Jan 25, 2019

Our Neural Code: A Pathway to AI Minds?

Posted by in categories: neuroscience, quantum physics, robotics/AI

In May, 2016 I stumbled upon a highly controversial Aeon article titled “The Empty Brain: Your brain does not process information, retrieve knowledge or store memories. In short: your brain is not a computer” by psychologist Rob Epstein. This article attested to me once again just how wide the range of professional opinions may be when it comes to brain and mind in general. Unsurprisingly, the article drew an outrage from the reading audience. I myself disagree with the author on most fronts but one thing, I actually agree with him is that yes, our brains are not “digital computers.” They are, rather, neural networks where each neuron might function sort of like a quantum computer. The author has never offered his version of what human brains are like, but only criticized IT metaphors in his article. It’s my impression, that at the time of writing the psychologist hadn’t even come across such terms as neuromorphic computing, quantum computing, cognitive computing, deep learning, evolutionary computing, computational neuroscience, deep neural networks, and alike.
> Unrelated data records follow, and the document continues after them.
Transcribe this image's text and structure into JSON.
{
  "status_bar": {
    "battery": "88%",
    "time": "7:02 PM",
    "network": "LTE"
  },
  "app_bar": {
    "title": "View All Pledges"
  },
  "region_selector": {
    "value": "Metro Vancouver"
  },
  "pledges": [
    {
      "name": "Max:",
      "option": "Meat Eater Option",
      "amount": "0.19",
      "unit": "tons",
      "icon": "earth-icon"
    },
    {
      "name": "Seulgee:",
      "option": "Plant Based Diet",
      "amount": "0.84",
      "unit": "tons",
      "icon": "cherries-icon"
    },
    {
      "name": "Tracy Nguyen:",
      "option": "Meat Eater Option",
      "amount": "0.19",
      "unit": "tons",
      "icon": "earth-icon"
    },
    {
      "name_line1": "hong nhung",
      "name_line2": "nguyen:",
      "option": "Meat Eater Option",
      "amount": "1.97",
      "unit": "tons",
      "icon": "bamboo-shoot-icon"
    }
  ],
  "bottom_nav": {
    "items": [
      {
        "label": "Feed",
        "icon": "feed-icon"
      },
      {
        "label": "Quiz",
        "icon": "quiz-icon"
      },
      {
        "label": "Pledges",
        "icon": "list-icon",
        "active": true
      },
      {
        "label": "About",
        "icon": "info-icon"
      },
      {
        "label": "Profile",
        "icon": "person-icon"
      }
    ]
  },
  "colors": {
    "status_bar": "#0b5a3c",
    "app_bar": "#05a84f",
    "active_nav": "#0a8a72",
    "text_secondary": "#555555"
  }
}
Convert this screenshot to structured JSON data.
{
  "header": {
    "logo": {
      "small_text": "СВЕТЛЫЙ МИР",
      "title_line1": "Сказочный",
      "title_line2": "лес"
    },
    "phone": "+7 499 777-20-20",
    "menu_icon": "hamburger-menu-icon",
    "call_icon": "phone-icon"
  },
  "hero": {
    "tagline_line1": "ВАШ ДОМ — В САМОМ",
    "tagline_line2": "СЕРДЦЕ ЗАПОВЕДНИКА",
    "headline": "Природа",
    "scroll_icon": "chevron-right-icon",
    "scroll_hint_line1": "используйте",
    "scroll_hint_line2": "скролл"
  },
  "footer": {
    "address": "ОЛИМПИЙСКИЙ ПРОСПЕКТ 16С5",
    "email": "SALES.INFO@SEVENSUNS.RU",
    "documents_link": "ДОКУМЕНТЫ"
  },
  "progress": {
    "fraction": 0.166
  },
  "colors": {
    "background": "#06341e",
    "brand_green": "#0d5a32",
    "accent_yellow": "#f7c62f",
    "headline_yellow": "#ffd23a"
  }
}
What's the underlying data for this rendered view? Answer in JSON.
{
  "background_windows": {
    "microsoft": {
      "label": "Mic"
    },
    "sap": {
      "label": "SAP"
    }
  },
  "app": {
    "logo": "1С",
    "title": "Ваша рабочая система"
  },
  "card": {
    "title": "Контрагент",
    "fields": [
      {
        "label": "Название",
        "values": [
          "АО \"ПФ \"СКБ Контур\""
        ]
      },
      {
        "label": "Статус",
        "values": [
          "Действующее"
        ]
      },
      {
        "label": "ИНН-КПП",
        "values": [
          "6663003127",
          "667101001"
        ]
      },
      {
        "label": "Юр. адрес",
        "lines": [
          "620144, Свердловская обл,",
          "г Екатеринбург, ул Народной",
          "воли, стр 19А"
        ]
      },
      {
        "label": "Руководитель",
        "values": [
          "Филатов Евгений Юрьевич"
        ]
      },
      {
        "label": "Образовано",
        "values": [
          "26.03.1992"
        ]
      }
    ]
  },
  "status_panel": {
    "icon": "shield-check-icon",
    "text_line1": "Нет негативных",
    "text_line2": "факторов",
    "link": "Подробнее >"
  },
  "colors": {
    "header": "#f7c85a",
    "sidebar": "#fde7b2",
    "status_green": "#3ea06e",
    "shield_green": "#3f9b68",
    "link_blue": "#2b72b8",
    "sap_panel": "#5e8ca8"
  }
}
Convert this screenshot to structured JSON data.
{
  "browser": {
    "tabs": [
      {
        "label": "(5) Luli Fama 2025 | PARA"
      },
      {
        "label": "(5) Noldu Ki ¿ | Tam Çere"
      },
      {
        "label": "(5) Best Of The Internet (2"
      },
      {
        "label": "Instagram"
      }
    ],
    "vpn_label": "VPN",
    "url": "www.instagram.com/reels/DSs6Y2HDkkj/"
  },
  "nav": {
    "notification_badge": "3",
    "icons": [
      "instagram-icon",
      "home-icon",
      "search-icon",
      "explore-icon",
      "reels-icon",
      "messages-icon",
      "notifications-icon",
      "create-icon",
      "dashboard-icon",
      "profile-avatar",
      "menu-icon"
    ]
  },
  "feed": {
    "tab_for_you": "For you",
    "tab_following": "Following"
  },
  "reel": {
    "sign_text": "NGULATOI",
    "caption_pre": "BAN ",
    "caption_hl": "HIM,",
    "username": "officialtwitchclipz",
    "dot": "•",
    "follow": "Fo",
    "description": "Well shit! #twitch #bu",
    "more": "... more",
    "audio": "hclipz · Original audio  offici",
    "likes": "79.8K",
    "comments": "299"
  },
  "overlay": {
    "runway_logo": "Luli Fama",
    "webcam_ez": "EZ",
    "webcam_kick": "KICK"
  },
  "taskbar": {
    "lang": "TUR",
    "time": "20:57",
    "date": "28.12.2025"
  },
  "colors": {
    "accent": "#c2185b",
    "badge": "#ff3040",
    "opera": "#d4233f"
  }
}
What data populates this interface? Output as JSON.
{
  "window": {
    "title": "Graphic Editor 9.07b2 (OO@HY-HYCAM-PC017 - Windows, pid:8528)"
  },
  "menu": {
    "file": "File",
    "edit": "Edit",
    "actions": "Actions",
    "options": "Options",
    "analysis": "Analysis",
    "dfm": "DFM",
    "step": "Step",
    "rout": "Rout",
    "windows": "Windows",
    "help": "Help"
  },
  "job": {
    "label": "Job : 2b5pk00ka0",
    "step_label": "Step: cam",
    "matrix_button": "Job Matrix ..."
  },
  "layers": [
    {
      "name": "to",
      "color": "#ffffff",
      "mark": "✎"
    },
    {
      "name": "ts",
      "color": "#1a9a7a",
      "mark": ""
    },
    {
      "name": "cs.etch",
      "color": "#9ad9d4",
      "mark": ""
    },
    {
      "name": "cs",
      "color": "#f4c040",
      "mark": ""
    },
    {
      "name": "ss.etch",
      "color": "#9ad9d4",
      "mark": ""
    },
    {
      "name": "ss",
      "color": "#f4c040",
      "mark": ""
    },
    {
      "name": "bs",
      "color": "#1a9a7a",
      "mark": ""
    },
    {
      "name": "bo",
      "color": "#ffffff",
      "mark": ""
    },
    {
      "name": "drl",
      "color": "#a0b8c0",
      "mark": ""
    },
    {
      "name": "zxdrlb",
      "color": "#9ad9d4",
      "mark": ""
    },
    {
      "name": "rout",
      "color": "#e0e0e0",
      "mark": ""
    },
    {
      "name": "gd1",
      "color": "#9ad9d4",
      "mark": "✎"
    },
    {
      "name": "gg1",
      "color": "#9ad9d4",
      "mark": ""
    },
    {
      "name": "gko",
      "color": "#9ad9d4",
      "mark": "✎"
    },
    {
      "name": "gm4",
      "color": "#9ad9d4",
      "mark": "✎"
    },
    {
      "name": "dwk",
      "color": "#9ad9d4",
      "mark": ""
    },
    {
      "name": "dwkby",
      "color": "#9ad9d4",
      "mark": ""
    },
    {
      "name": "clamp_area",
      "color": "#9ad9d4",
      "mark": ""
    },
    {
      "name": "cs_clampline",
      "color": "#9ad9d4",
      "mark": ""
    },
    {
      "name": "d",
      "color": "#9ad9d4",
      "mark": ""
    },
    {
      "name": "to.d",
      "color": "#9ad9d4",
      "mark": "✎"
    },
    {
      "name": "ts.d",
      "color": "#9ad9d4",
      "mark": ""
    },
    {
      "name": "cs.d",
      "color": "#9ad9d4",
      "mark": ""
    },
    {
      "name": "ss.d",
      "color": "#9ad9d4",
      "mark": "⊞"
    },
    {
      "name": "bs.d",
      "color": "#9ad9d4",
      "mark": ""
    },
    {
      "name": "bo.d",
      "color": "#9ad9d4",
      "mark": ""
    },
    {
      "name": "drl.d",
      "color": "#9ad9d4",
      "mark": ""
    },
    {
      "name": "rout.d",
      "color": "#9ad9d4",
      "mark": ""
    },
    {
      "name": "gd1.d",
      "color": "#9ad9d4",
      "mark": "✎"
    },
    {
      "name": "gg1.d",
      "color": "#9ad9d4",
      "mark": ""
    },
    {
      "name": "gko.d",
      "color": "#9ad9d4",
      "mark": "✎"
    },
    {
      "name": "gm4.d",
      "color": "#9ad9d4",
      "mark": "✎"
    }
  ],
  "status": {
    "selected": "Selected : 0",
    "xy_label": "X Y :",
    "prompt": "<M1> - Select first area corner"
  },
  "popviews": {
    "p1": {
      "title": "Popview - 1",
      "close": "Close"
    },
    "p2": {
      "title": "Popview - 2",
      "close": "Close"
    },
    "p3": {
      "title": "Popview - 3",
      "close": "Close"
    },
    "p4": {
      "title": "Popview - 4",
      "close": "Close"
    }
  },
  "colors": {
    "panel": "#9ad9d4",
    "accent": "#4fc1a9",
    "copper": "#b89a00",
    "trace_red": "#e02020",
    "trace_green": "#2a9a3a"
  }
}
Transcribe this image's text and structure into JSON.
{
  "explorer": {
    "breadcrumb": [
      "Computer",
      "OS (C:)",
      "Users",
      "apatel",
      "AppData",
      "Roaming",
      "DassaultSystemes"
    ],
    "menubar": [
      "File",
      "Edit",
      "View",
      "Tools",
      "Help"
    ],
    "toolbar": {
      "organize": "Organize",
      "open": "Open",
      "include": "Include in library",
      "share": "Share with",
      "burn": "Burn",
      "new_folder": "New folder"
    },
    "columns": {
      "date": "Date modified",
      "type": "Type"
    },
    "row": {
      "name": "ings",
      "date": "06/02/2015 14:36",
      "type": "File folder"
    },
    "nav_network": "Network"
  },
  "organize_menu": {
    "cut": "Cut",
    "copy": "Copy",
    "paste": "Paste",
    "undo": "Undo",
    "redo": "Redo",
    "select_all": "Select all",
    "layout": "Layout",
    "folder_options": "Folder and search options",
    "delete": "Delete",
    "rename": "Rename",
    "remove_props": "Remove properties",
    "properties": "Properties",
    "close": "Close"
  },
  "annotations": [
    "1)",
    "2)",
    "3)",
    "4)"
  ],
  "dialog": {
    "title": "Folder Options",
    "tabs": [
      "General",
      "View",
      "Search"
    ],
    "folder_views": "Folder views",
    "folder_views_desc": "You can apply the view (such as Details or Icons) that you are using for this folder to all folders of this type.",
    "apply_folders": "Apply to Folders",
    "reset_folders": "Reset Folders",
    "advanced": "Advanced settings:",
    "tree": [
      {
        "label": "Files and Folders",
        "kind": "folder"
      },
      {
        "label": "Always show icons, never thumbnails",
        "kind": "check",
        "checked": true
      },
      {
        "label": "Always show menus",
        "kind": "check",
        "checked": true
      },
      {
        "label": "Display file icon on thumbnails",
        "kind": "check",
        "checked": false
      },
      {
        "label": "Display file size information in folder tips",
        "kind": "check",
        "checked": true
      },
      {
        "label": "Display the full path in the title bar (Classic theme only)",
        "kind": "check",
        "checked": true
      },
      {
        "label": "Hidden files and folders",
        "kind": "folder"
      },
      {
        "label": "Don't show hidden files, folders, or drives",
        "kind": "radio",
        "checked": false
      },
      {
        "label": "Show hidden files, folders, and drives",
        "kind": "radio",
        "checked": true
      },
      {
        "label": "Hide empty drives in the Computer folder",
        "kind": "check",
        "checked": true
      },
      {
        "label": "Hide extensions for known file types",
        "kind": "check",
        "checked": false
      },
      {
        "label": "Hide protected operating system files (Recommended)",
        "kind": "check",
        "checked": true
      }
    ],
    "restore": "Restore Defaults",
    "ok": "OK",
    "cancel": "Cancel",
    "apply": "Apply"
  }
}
All these IT concepts clearly indicate that today’s AI research and computer science derive their inspiration from human brain information processing — notably neuromorphic neural networks aspiring to incorporate quantum computing into AI cognitive architecture. Deep neural networks learn by doing just children.

By Alex Vikoulov.


“I have always been convinced that the only way to get artificial intelligence to work is to do the computation in a way similar to the human brain. That is the goal I have been pursuing. We are making progress, though we still have lots to learn about how the brain actually works.”